During her years at UCI, undergraduate Diana Jou has examined issues of race, gender and class while pursuing degrees in studio art and Asian American studies, and while editing the alternative magazine she started called Jaded. While she’s learned to look at the world with a critical eye, Jou herself isn’t jaded.

It’s not cynicism but idealism – and a desire to improve others’ lives – that’s behind everything she does.

“Everything I do is interconnected,” she says. “It’s helped me process information and ask certain questions.”

Because of her commitment to human rights and minority issues, Jou was one of 57 college students nationwide selected to the Humanity in Action summer fellowship program. After graduating in June, she will spend five weeks studying rights issues in New York, then spend three months in Berlin as an intern at a nonprofit that works with African migrants on HIV prevention and education.

“When I heard about Humanity in Action I thought, ‘This program is made for me,’” Jou says. “A lot of my education and interests lie in working with minorities, and understanding minority politics.”

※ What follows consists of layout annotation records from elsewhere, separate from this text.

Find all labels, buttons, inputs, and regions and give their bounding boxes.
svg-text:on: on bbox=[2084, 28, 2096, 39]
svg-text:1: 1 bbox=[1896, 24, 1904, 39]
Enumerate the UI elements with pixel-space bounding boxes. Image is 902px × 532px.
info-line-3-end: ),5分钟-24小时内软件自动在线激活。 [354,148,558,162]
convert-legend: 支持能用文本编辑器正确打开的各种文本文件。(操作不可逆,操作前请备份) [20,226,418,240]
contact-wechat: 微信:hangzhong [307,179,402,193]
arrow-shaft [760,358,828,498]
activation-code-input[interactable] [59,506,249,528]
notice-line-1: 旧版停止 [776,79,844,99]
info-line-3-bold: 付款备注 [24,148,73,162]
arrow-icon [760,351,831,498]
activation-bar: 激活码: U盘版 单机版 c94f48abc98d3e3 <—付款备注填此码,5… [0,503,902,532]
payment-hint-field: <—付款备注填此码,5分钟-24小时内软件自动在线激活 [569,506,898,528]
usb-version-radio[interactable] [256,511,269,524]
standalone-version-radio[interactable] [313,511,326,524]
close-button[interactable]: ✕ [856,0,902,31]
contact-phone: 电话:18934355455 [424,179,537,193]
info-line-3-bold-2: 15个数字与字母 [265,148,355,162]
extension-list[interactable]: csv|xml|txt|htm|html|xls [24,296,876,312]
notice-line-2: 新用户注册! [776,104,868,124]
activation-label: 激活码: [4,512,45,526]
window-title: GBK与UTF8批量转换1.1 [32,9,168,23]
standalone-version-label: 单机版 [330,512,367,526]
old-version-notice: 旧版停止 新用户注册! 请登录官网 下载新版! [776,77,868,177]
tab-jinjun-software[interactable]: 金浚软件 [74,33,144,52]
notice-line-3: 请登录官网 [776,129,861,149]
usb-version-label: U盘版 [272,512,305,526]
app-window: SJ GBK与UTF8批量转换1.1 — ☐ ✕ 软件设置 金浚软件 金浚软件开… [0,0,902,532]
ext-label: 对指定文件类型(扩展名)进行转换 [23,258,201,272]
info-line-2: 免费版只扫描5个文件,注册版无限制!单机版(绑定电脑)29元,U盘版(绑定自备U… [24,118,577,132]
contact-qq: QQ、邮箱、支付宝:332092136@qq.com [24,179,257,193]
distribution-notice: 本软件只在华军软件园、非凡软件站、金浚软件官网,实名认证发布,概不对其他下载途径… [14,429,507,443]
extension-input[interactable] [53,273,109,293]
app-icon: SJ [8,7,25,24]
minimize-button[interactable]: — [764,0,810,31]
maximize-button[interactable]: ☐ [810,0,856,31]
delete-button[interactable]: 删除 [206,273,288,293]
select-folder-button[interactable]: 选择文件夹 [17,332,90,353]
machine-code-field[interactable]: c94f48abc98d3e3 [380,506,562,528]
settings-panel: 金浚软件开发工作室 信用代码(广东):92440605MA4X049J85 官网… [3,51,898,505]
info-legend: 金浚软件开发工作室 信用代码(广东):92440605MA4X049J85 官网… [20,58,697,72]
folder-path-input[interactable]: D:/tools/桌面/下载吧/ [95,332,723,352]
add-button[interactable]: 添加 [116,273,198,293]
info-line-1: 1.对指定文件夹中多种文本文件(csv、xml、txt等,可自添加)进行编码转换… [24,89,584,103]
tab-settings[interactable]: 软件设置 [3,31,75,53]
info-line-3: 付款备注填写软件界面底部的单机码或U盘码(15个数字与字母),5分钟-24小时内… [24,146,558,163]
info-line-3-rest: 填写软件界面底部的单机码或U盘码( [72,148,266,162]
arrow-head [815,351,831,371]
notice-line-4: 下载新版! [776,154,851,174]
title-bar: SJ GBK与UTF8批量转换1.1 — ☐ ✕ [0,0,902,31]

Those interests led her to start Jaded, the edgy biquarterly publication geared to the Asian Pacific Islander community, her sophomore year. The magazine’s last issue comes out May 24. It’s folding because she and many of the staffers are graduating, and their successors want to start new publications.

Jaded is an ironic title. People think, ‘Oh, college students are so jaded.’ We’re trying to show them we care,” she says. Past issues have featured articles on the exploitation of low-wage workers in Orange County, and the economic and ecological costs of out-of-control consumerism.

Jou, who has focused primarily on photography for her art degree, also is challenging stereotypes through a project she presented at the recent Undergraduate Research Symposium. She worked with six Muslim women students on photography books about “issues that touch their lives.”

Her commitment to minority rights “comes from a lot of different places.”

“It’s partly a personal awareness of my identity and how it relates to my surroundings,” says Jou, who was co-chair of the Asian Pacific Student Association last year and currently works at the Cross-Cultural Center.

After the HIA program, she will probably return to the U.S. to attend graduate school – but she hasn’t decided on a career.

“I’ll follow my interests, and do what I can to help people,” she says.